I will begin this post with a confession: I had intended to go back to the fest on Sunday and didn't make it. That means no video and a smallish sampling of beers for review. By my notes, I tried 13 on Friday, which amounts to a little more than 10% of the total available, and I had saved at least a half dozen in my mind to try on Sunday. So obviously, what follows is a wee smattering of all the beers on offer.
That disclaimer out of the way, here are those I did try, with my notes.
Haand Bryggeri Dark Force - A stout in the American style--thick and chalky, robust. Not intensely nuanced, but roasty and nice. [B-]
iQhilika African Birds Eye Chili Mead - Wild sensation. The base drink is a standard dry mead. As you swirl it around your mouth, you get almost none of the chili--it's just a pleasant, sweetish note. But then as the liquid starts going down the hatch, it really heats up, and the finish is all pepper. [B+]
Coniston Bluebird Bitter - Wonderful recipe, taking advantage of such few ingredients (the guide says it's a 3.5% ale). Creamy palate, mild biscuity sweetness, earthy hopping. Yeast has a characteristically English quality. [A]
De Proef Saison Imperiale - Saisons are one of the hardest styles to brew, and De Proef proves the point, delivering a treacly ale that seems more tripel than farmhouse. Creamy and fruity rather than crisp and dry. [C]

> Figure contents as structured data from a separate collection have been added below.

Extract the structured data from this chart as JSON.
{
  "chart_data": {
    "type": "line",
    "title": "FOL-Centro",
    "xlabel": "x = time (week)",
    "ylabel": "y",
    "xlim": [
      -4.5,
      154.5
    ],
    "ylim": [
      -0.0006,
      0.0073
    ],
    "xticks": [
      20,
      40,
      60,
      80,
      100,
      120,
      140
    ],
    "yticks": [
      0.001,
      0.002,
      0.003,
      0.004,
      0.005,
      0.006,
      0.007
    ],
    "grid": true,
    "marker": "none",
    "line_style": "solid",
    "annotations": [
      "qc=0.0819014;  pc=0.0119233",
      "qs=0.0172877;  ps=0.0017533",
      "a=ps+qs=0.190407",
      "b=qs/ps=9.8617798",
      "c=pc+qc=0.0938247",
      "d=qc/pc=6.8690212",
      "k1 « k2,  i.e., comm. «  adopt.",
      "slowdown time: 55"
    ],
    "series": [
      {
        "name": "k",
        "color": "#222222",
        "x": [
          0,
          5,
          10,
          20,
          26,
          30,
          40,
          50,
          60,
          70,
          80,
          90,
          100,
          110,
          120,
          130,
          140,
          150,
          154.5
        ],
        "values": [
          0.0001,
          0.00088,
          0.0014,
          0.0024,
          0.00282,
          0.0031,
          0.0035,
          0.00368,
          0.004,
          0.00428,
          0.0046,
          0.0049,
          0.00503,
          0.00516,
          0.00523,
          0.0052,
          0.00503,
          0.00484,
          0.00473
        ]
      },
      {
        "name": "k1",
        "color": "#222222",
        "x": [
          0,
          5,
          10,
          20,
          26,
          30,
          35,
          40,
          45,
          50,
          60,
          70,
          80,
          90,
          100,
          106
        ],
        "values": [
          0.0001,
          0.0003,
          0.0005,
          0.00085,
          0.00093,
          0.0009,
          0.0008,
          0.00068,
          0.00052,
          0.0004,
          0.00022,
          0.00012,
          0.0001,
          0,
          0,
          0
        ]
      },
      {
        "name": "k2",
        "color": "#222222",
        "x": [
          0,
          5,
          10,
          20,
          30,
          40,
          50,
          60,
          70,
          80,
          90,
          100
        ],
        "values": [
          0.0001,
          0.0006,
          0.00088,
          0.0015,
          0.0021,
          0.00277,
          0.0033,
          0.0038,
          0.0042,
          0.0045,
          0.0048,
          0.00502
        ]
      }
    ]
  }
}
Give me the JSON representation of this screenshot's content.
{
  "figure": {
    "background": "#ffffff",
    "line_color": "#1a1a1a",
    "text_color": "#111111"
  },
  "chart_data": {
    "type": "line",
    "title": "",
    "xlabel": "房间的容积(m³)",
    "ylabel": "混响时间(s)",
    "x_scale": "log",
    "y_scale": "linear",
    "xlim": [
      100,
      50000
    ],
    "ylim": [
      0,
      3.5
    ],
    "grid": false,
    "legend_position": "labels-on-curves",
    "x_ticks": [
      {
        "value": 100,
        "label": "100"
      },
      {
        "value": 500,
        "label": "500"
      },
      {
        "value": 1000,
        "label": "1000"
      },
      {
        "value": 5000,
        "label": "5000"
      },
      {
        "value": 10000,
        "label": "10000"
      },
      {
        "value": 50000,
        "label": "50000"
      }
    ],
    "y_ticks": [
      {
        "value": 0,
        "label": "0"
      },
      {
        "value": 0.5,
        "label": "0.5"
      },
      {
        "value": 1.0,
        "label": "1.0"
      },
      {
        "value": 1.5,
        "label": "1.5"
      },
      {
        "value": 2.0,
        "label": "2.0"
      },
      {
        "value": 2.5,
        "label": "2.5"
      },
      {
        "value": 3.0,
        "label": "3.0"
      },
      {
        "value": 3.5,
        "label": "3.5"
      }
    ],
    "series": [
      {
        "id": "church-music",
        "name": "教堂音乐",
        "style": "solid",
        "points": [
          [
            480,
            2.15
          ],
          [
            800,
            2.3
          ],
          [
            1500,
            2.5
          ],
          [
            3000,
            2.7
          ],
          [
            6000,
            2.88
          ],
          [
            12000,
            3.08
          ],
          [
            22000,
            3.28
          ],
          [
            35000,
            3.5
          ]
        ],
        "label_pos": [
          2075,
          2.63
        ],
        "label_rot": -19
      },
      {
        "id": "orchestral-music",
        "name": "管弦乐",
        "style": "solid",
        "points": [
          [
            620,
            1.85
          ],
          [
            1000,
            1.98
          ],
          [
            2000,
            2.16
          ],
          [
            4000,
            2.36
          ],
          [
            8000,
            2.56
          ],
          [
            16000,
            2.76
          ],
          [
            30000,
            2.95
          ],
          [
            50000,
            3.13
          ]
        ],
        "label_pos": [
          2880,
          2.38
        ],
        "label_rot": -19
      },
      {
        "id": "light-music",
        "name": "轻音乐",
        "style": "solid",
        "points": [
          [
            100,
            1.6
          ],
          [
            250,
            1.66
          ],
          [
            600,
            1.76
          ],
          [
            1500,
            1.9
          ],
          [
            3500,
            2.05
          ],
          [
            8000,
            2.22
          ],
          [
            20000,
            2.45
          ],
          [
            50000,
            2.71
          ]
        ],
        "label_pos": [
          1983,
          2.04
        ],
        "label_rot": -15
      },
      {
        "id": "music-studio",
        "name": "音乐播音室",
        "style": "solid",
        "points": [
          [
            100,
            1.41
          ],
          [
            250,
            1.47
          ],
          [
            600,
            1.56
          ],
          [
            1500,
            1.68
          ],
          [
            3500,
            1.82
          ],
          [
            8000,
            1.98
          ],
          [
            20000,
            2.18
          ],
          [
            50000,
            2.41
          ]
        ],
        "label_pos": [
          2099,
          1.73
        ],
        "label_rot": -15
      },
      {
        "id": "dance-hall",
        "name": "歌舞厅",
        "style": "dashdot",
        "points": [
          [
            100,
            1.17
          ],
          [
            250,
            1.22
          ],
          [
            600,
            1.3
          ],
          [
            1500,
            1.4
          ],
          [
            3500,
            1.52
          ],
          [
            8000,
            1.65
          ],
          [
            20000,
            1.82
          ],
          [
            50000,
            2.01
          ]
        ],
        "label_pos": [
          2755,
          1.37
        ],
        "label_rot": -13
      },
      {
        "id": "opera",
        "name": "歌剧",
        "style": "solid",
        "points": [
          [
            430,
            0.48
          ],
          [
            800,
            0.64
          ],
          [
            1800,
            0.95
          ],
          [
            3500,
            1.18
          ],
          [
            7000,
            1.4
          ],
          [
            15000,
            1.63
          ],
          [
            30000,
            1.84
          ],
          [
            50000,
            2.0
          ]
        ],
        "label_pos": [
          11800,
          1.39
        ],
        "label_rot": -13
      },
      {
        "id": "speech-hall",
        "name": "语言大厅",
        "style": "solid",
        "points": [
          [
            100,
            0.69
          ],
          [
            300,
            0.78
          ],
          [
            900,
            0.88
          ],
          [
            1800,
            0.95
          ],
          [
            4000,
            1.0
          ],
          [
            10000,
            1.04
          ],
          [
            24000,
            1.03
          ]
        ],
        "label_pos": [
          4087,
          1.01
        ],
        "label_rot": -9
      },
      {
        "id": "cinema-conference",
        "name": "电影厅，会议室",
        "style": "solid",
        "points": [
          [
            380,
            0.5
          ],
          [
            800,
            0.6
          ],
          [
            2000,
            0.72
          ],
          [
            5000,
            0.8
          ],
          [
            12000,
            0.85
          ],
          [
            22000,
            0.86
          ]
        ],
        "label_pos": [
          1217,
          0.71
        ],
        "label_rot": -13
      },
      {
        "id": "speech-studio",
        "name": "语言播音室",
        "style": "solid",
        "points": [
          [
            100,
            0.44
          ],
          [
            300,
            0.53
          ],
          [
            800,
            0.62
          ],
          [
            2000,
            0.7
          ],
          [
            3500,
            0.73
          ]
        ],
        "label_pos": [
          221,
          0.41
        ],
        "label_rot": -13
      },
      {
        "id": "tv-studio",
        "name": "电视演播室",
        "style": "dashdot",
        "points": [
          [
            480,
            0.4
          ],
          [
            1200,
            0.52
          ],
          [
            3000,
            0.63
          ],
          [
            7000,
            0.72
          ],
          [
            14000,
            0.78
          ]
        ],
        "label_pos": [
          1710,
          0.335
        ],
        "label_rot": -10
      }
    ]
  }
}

Bink Bloesem - Another abbey-style ale but without complexity. Flat palate, musty, and thin, despite the alcohol. A dud. [C-]
Pinkus Altbier - Switching gears to a nice, subtle beer. Very crisp and dry, but somehow richer than the sum of the parts would indicate. An excellent warm-weather beer. [B]
Oudbeitje - [notes as written, with added comments to follow] "Tart but not complex. Okay, as I drink it, it is--but more subtly than I first appreciated. Smoky notes, some mustiness. Very earthy. Strawberry nearly absent, but like old strawberries, decomposing almost. Sally arrives, notes 'Smells like compost!'" This beer delighted no one but me, and it did delight me, more and more as I drank it. Unlike anything I've tried--so organic tasting that it was one step beyond. But I like it out there in the ultrafunky Belgian wilderness. [A]
Rodenbach Grand Cru - People were giving me such a hard time about the Oudbeitje that I decided to get a Rodenbach to show that I knew good beer. This beer was bought out by Palm in 1998, and everyone has feared the worst. Grand Cru is aged in great oak tuns at the brewery which are decades old and contribute the unique character to the beer--perhaps my favorite in the world. Palm's intention to "modernize" the brewery had caused panic. When the brewery reintroduced Grand Cru a year ago, I have to admit I was too scared to try it. But I plucked up my courage and went for a pour. The result? Magnificent. If you've never had a Sour Flanders Red, it's difficult to describe the experience. They are sweet and sour simultaneously, but deep and resonant of palate. In my notes, I wrote "just the same." Go buy a bottle if you haven't tried it before. [A]
Monchshof Schwartzbier - Faintly chocolaty, wet, not particularly distinctive. I would like it drier, and with a crisper malt palate. Not so hot. [C]
Spezial Rauchbier - This was actually Sally's beer, and she was nonplussed. I, however, thought it was quite nice. Perfumed with a very light, subtle smokiness. Roasty and malt-forward, with smoke lingering at the edge of perception, but a light, crisp, summery beer. Strikes me as a great example of German brewing. This beer is the oldest rauchbier still made (1536), in Bamberg, where the style was born. [B+]
Haand Bryggeri Norwegian Wood - Billed as "moonshine," this is actually a traditional brewing style from Norway, with a recipe dating back to a time when all the beer was essentially homebrew. Malt is kilned by fire, and juniper berries are used in place of hops as seasoning. I didn't know this at the time, but my notes bear out the recipe: "Smoky like a rauch, slightly viscous in a way that suggests other grains might be used in the mash. Sweet, hearty brown ale." If you ever see a bottle, buy it for the experience. [B]
HW Lees Harvest Legavulin - I somehow missed that this beer, at 11.5% alcohol, only had 25 IBUs. Hoy! It was like a beer reduction, syrupy sweet and undrinkable. Sadly, none of the Scotch aging came through, except--possibly--in the nose. Or maybe I was just trying to give it some credit. [D-]
De Ranke Kriek - I actually went with four bucks over to the ticket counter for the Lees Harvest debacle, and realized I couldn't go out on such a beer. So back I went to buy three more tickets for an always-reliable kriek. This isn't my favorite example, but it is intense. The sourness shoots it into some kind of physics-bending dryness. The mouth puckers involuntarily. Cherry is mild, and there's a cellary-musty quality which inclines me to think it's been aged a bit. I picked up a hint of salt, which was unexpected but not altogether unwelcome. [B]
Thems the notes. Sorry there aren't more. Ah well, there's always next year!